CS 535 Introduction to Data Mining    Fall 2015


This data mining course introduces the concepts, algorithms, techniques, and applications of data mining. Topics include background of data mining, data preprocessing, classification, clustering, association-rules mining. This course is designed for CS graduate students.

Class Schedule: T R 2:50 PM - 4:15 PM

Classroom:  LH 012

Instructor: Dr. Lei Yu  

TA: Elliot Way

Telephone:  (607) 777-6250


Email: lyu AT cs DOT binghamton DOT edu  

Email:  ellioteway AT  gmail DOT   com

Office Location: Q5, Engineering Building

Office Location: N21

Office Hours: T R 1:30PM - 2:30PM or by appointment

Office Hours: M W Noon-1PM or by appointment


  • CS 333 Algorithms
  • MATH 327 Probability with Statistical Methods


  • Background of knowledge discovery and data mining
  • Data preprocessing  (e.g., data cleaning, transformation, dimensionality reduction, instance selection)
  • Classification (e.g., decision trees, Bayesian classifiers, instance-based classifiers, rule-based classifiers, artificial neural networks, support vector machines, ensembles)
  • Clustering (e.g., K-means, hierarchical clustering, density-based clustering)
  • Mining association rules (e.g., Apriori, FP-growth)

Textbook: (Recommended)

  • Introduction to Data Mining, Pang-Ning Tan, Michael Steinbach, and Vipin Kumar, Addison-Wesley, April 2005.


There will be 4 assignments in the form of written exercises on key concepts and algorithms.


Each student will be required to conduct a term project on a topic approved by the instructor. A student can conduct a project alone or team up with another student. A project proposal will be presented in class, and a final project report is due at the end of the semester.

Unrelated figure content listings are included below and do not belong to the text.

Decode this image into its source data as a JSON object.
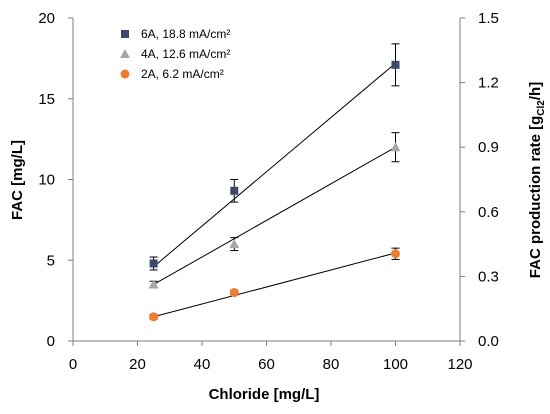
{
  "chart_data": {
    "type": "scatter",
    "title": "",
    "xlabel": "Chloride [mg/L]",
    "ylabel_left": "FAC [mg/L]",
    "ylabel_right_main": "FAC production rate [g",
    "ylabel_right_sub": "Cl2",
    "ylabel_right_end": "/h]",
    "xlim": [
      0,
      120
    ],
    "xticks": [
      0,
      20,
      40,
      60,
      80,
      100,
      120
    ],
    "ylim_left": [
      0,
      20
    ],
    "yticks_left": [
      0,
      5,
      10,
      15,
      20
    ],
    "ylim_right": [
      0,
      1.5
    ],
    "yticks_right": [
      "0.0",
      "0.3",
      "0.6",
      "0.9",
      "1.2",
      "1.5"
    ],
    "grid": false,
    "legend_position": "top-left",
    "x": [
      25,
      50,
      100
    ],
    "series": [
      {
        "name": "6A, 18.8 mA/cm²",
        "marker": "square",
        "color": "#3b4a6b",
        "values": [
          4.8,
          9.3,
          17.1
        ],
        "errors": [
          0.4,
          0.7,
          1.3
        ],
        "fit": [
          [
            25,
            4.6
          ],
          [
            100,
            17.2
          ]
        ]
      },
      {
        "name": "4A, 12.6 mA/cm²",
        "marker": "triangle",
        "color": "#a6a6a6",
        "values": [
          3.5,
          6.0,
          12.0
        ],
        "errors": [
          0.2,
          0.4,
          0.9
        ],
        "fit": [
          [
            25,
            3.5
          ],
          [
            100,
            12.0
          ]
        ]
      },
      {
        "name": "2A,   6.2 mA/cm²",
        "marker": "circle",
        "color": "#ed7d31",
        "values": [
          1.5,
          3.0,
          5.4
        ],
        "errors": [
          0.15,
          0.15,
          0.35
        ],
        "fit": [
          [
            25,
            1.5
          ],
          [
            100,
            5.45
          ]
        ]
      }
    ]
  }
}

Each student will be required to give one presentation on a selected topic (a list of topics given by the instructor). A student can present individually or team up with another student on one topic. The presenters will also be responsible for conducting group discussions and answering questions.


There will be several quizzes and two exams in class.


Final grades will be based on quizzes (10%), homework (4 assignments, 20%), project (15%), presentation (15%), Exam I (20%), Exam II (20%).

Academic Integrity:

Discussion of general concepts and questions concerning the homework assignments among students is encouraged. However, each of you is expected to work on the homework solutions on your own. Sharing of any part of solutions is prohibited. If you are unclear about the policy, please consult with the instructor before you act. Suspected cases of academic misconduct will be pursued fully in accordance to the Student Academic Honesty Code of Thomas J. Watson School of Engineering and Applied Science, Binghamton University.

Late Policy:

Each assignment is due at the beginning of class on the due date. Any assignment received within the next 24 hours will be penalized by 20% of the full credit; any assignment received within the time between 24 hours and 48 hours pass the deadline is penalized by 50% of the full credit; No assignment will be accepted after 48 hours pass the deadline. Rare exceptions of this policy may be made at the discretion of the instructor under demonstrably circumstances.